Add 8 cups water, along with the cinnamon stick and cloves, in a large pot and warm on medium heat. Next add maple syrup and honey. Do not boil.



Once the maple syrup and honey have dissolved, using a funnel, transfer the mixture, including spices, into gallon jug. Add raisins and orange wedges to the jug.


Fill jug with cold water, leaving about 3 inches of head space at the top.  If you have the cap to the jug, put it on and give it a few shakes to mix everything together. I didn't have a cap, so I used my topper and gently shook my mixture


Make sure your mixture cools to room temperature or bath water. This took a bit of time. If it's too hot, it will kill the yeast. If it's too cold, the yeast will stay sleepy. Once your mixture has cooled, add the yeast.

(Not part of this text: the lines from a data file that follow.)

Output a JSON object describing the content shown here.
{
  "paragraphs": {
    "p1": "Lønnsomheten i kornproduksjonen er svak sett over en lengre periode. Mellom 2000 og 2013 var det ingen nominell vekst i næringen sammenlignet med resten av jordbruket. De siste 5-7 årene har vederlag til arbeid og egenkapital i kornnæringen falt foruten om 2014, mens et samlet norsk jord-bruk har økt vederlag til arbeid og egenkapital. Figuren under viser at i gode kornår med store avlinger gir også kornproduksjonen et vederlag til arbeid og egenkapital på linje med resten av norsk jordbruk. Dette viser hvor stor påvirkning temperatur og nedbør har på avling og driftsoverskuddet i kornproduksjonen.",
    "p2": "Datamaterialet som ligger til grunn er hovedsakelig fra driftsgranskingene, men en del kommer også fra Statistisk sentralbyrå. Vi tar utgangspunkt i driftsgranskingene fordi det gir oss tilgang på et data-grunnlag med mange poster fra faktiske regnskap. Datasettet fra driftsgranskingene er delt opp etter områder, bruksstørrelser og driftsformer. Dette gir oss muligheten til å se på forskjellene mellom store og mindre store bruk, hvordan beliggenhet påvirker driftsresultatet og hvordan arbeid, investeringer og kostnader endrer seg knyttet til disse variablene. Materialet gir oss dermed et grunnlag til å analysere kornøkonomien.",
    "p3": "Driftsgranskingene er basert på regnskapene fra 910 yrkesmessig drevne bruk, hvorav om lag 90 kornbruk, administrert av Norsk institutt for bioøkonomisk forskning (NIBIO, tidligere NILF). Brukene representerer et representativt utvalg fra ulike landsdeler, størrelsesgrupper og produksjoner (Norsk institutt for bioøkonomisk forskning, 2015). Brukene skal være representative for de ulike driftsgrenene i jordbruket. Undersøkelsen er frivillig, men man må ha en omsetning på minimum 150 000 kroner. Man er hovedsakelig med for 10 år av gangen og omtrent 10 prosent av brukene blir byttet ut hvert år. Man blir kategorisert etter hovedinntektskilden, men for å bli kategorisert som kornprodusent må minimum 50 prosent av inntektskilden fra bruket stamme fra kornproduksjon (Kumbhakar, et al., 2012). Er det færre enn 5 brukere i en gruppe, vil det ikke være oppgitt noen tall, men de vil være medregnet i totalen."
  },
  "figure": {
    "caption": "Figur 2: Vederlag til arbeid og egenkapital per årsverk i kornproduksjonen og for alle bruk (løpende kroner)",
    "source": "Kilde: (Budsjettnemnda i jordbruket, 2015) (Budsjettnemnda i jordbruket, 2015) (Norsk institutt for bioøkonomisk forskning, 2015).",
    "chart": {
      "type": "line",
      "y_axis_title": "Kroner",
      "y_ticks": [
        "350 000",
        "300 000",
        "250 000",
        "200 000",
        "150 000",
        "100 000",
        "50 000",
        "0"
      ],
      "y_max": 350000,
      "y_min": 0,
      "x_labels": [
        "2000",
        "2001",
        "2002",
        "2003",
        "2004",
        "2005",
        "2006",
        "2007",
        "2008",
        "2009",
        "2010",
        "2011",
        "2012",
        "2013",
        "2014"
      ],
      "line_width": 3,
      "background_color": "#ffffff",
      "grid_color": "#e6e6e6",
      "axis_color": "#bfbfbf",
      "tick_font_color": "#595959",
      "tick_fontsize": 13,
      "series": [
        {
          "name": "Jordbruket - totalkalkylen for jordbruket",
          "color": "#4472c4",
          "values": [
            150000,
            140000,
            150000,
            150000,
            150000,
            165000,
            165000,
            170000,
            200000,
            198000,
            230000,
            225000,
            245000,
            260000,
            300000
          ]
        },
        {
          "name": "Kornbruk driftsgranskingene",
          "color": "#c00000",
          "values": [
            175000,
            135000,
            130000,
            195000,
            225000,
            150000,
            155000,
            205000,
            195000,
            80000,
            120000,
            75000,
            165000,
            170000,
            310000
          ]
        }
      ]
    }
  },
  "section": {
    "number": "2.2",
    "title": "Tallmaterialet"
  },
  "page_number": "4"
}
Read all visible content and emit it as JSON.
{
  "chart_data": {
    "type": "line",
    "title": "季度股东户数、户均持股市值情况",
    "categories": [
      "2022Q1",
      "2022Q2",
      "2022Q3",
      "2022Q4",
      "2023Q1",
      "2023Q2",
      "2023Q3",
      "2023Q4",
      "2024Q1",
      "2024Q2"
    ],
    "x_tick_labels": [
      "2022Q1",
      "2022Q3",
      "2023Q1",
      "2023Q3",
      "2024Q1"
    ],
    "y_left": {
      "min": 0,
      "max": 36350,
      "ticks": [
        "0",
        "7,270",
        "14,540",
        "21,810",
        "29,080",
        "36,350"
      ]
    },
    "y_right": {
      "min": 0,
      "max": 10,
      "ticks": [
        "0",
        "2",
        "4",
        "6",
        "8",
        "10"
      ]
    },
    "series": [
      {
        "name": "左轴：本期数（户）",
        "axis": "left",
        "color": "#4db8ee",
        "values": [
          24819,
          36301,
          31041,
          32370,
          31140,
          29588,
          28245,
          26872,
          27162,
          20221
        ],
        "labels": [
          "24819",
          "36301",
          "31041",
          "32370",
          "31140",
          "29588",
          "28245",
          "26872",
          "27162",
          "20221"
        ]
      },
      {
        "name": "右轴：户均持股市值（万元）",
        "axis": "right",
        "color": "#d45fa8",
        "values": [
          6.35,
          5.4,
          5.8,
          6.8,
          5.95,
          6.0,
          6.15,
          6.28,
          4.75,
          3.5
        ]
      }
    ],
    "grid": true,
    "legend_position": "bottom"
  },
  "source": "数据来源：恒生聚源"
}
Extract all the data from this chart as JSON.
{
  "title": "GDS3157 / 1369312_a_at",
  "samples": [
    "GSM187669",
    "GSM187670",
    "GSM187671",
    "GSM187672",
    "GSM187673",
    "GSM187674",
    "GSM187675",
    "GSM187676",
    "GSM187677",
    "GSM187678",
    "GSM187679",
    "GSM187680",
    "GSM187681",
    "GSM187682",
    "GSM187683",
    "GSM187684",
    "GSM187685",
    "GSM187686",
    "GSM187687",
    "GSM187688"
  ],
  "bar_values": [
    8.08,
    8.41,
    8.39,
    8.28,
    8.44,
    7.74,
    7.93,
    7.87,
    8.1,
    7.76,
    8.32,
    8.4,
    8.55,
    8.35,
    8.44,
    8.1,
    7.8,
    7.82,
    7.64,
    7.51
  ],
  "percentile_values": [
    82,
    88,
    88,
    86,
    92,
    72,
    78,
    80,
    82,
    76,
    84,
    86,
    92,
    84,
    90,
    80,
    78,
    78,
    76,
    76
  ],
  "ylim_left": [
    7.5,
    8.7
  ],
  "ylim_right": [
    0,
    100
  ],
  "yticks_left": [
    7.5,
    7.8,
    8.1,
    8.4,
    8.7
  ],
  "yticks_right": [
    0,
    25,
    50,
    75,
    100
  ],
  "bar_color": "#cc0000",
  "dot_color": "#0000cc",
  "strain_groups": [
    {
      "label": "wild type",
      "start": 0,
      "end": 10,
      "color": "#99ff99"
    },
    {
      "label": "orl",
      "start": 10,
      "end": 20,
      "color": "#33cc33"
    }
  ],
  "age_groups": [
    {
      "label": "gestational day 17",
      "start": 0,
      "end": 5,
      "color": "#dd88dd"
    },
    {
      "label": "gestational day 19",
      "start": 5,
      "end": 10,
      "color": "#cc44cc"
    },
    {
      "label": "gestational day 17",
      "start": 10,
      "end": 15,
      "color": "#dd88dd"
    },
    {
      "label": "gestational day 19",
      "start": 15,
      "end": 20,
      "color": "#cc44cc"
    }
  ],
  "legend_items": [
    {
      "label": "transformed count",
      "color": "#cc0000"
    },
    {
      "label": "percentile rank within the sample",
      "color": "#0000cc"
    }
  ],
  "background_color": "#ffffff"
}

Add 1/2 package of champagne yeast to the jug.  You can save the other half in the fridge for the next gallon batch of mead.



Put the jug in a dark and quiet corner somewhere out of the way.  Mine started to bubble within a couple of hours! So exiting! Fermenting can take 6 weeks or longer. Some people like their mead a bit more 'green' or you can age it and let it develop a bit longer. It is done fermenting when it stops bubbling.


 Mine is going on about 2 weeks and still bubbling. I will check back in a few weeks!